Thanks for your report. This is Fluentd's specification.
This dump an error event log is generated by RootAgent (Fluentd's common logic).
The filter_parser plugin just emits the error event to the router.
So, this log does not have its id.
https://github.com/fluent/fluentd/blob/e763c0761c44d9734b6aa374371387a2e8406522/lib/fluent/root_agent.rb#L344-L354
Although this is the current specification, it looks like not so good. Maybe it could be improved somehow.
Although this is the current specification, it looks like not so good. Maybe it could be improved somehow.
It would be better to include the id of the plugin that emits the error event.
It may be easy to manually include the id of filter_parser in the error info that it emits.
https://github.com/fluent/fluentd/blob/e763c0761c44d9734b6aa374371387a2e8406522/lib/fluent/plugin/filter_parser.rb#L101-L103
However, it is not so good because every plugin that emits error events needs to consider this issue.
As @kenhys says in https://github.com/fluent/fluentd/issues/4567#issuecomment-2259468182, it would be great if we could create a common mechanism for this.
another scope of Idea: track plugin which emit error event in router side, then emit more user friendly error message.
@daipom so basically we need to avoid change in function signature but capture the caller plugin id?
so basically we need to avoid change in function signature but capture the caller plugin id?
Yes.
We can't change the signature of emit_error_event() because it is related to Event Emitter plugin helper API.
We need to keep compatibility for the plugins that use this function.
Why don't we use log.error method to generate the error log than emitting it as event(It's indirect but works the same way right)?
@Athishpranav2003 to come back to your question, I do see the @id field for logs generated by the input plugin.
Why don't we use log.error method to generate the error log than emitting it as event(It's indirect but works the same way right)?
@daipom what about this?
Are there any updates on this?
Sorry for my late response.
Why don't we use log.error method to generate the error log than emitting it as event(It's indirect but works the same way right)?
Filter plugin should use emit_error_event().
It outputs events as @ERROR label.
It is intended to rescue collected data that could not be processed.
On the other hand, the events from Fluentd logger mean logs of Fluentd, not collected data by input plugins.
Fluentd logger outputs events as @FLUENT_LOG label.
Using both would be a possible solution. However, it would be better if it could be resolved through a common mechanism.
I made a PR for this issue.
- #4632
However, I'm concerned about some race conditions of the related existing logic...
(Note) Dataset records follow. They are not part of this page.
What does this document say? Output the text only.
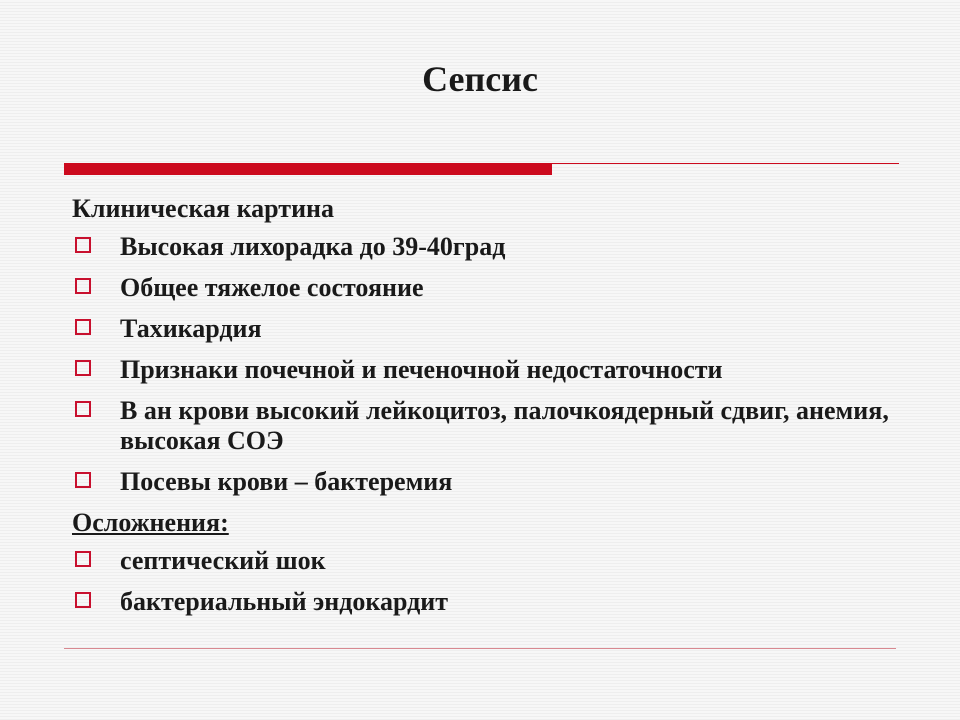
Сепсис
Клиническая картина
Высокая лихорадка до 39-40град
Общее тяжелое состояние
Тахикардия
Признаки почечной и печеночной недостаточности
В ан крови высокий лейкоцитоз, палочкоядерный сдвиг, анемия, высокая СОЭ
Посевы крови – бактеремия
Осложнения:
септический шок
бактериальный эндокардит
I cannot say anything about potential race conditions, but I just tested the PR in my cluster and it seems to exactly achieve what I hoped for. Thanks @daipom! :) Would be great to have this in.
@DavidKnacker Thanks! I will check the race condition!
Hey @daipom, are there any updates on the ticket?
Sorry, we need to consider the race condition issue more. I wish we could get this into 1.18.0, but I am not sure...
I confirmed the race condition issue.
- https://github.com/fluent/fluentd/pull/4632#issuecomment-2503344686
We need to fix this race condition first.